Self-reference in Mathematics

Russell's Paradox

Mathematics has a slightly uneasy relationship with self-reference, due to its propensity to produce paradoxes, the most famous example being Russell's Paradox (discovered by Bertrand Russell in 1901 while working on his Principles of Mathematics). The basic idea is summed up in the Barber Paradox:

In a small town, a barber cuts the hair of all people who do not cut their own hair, and does not cut the hair of people who cut their own hair. Does the barber cut his own hair? Suppose he does cut his own hair. But by the second half of the first sentence, he doesn't cut the hair of people who cut their own hair, including the barber himself. Contradiction. Suppose he doesn't cut his own hair. Then by the first half of the first sentence he does cut the hair of people who don't cut their own, including the barber himself. Contradiction.

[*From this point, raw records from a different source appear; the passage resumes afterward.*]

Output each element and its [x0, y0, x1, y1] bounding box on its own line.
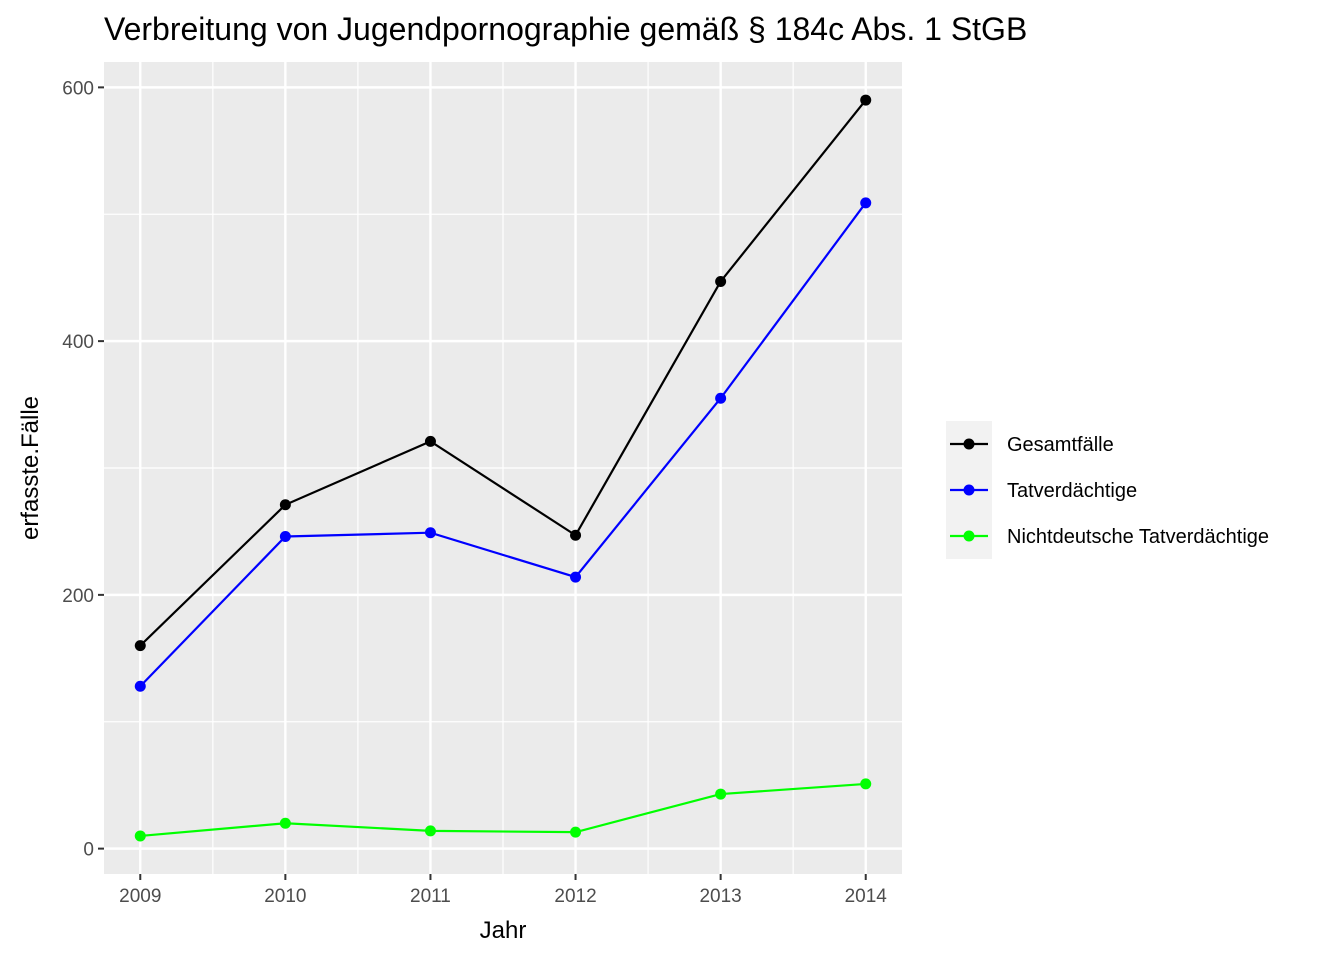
x-tick-label: 2014: [845, 886, 888, 907]
data-point: [860, 778, 872, 790]
data-point: [570, 571, 582, 583]
series-line: [139, 99, 867, 647]
data-point: [715, 275, 727, 287]
legend-key-point: [963, 484, 975, 496]
legend-label: Nichtdeutsche Tatverdächtige: [1007, 526, 1269, 548]
data-point: [134, 830, 146, 842]
series-group: [134, 197, 872, 692]
data-point: [424, 825, 436, 837]
data-point: [424, 527, 436, 539]
legend-key-point: [963, 438, 975, 450]
data-point: [570, 826, 582, 838]
y-tick-label: 0: [83, 840, 94, 861]
series-group: [134, 778, 872, 842]
chart-title: Verbreitung von Jugendpornographie gemäß…: [104, 11, 1027, 47]
axes: 2009 2010 2011 2012 2013 2014 0 200 400 600: [62, 78, 887, 907]
y-tick-label: 200: [62, 586, 94, 607]
y-axis-title: erfasste.Fälle: [17, 396, 44, 540]
data-point: [860, 197, 872, 209]
series-line: [139, 202, 867, 687]
series-line: [140, 782, 866, 838]
x-tick-label: 2009: [119, 886, 161, 907]
grid-lines: [104, 62, 902, 874]
y-tick-label: 400: [62, 332, 94, 353]
series-group: [134, 94, 872, 652]
x-axis-title: Jahr: [480, 917, 527, 944]
data-point: [134, 680, 146, 692]
data-point: [279, 499, 291, 511]
data-series: [134, 94, 872, 842]
x-tick-label: 2012: [554, 886, 596, 907]
legend-label: Gesamtfälle: [1007, 434, 1114, 456]
data-point: [860, 94, 872, 106]
data-point: [570, 529, 582, 541]
data-point: [134, 640, 146, 652]
x-tick-label: 2011: [410, 886, 451, 907]
legend: Gesamtfälle Tatverdächtige Nichtdeutsche T…: [946, 421, 1269, 559]
data-point: [715, 788, 727, 800]
x-tick-label: 2013: [699, 886, 741, 907]
data-point: [279, 531, 291, 543]
x-tick-label: 2010: [264, 886, 306, 907]
data-point: [715, 392, 727, 404]
legend-key-point: [963, 530, 975, 542]
legend-label: Tatverdächtige: [1007, 480, 1137, 502]
data-point: [424, 435, 436, 447]
y-tick-label: 600: [62, 78, 94, 99]
data-point: [279, 817, 291, 829]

Now replace 'people' with 'sets', and 'cuts the hair of' with 'contains' to get Russell's Paradox:

Consider the set B, which is the set that contains all sets that do not contain themselves and does not contain any sets that do contain themselves. Does B contain itself? Suppose it does contain itself. But by the second half of the first sentence, it doesn't contain sets that contain themselves, including B itself. Contradiction. Suppose it doesn't contain itself. Then by the first half of the first sentence it contains all sets that include themselves, including B itself. Contradiction.

This paradox caused an awful lot of trouble at the time. It seemed that the most basic foundations of mathematics (you can't get much more basic than sets of things) had contradictions in them. And in mathematics, once you've got a contradiction in a system, you can prove anything and everything. The paradox works because it is able to refer to itself (albeit indirectly) in its statement.

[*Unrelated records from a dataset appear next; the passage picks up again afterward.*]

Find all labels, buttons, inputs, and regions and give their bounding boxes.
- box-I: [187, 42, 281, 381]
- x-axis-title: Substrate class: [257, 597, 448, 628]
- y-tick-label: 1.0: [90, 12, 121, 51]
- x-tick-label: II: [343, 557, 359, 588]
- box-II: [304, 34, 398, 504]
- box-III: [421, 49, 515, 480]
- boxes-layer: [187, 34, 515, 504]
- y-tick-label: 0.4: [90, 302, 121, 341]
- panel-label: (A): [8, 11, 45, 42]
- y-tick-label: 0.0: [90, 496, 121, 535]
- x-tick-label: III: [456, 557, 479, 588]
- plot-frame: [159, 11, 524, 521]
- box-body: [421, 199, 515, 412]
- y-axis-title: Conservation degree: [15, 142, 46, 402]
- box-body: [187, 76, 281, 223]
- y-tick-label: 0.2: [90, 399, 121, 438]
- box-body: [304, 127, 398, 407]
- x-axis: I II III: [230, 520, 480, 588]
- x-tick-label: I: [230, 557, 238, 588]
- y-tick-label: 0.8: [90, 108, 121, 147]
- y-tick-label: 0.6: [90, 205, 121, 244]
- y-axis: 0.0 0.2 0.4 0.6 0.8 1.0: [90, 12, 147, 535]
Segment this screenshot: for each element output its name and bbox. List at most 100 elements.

This self-reference is avoided today by restricting the definition of what a 'set' can be, essentially to cut out any possibility that it might contain itself.

Gödel's Incompleteness Theorem

Self-reference isn't all bad news for mathematics though. Possibly the most important result in metamathematics (mathematics talking about mathematics), Gödel's Incompleteness Theorem (Kurt Gödel, 1931) uses it. The theorem basically tells us that given any consistent system of mathematics complicated enough to do basic arithmetic, we can find statements which are true, but cannot be proved to be true (or false) within that system. The key idea of the proof is to get a statement to refer to itself (self-reference), essentially saying 'This statement cannot be proved in system X', where X is the system we start with. Then the statement is true, using reasoning from outside the system (if you could prove the statement in the system, then it would contradict itself, so you must not be able to do so, so what the statement claims is true), but you cannot prove that it is true from inside the system. The hard bit of the proof is getting the statement to refer to itself rigorously.

Of course, no entry on self-reference would be complete without a self-referential concluding paragraph2, such as this rather apt paragraph itself. Though we really need a self-referential final sentence to finish it off. Unlike the previous sentence which wasn't very self-referential, not being the final sentence of the entry. That one wouldn't do either, since it refers to the sentence before it, rather than itself. As does that one. And that. You get the idea. This.

1'Metamagical Themas: Questing for the Essence of Mind and Pattern' by Douglas R. Hofstadter, 1985. Also related: 'Gödel, Escher, Bach: An Eternal Golden Braid' by Douglas R. Hofstadter, 1979.2Or indeed a self-referential footnote.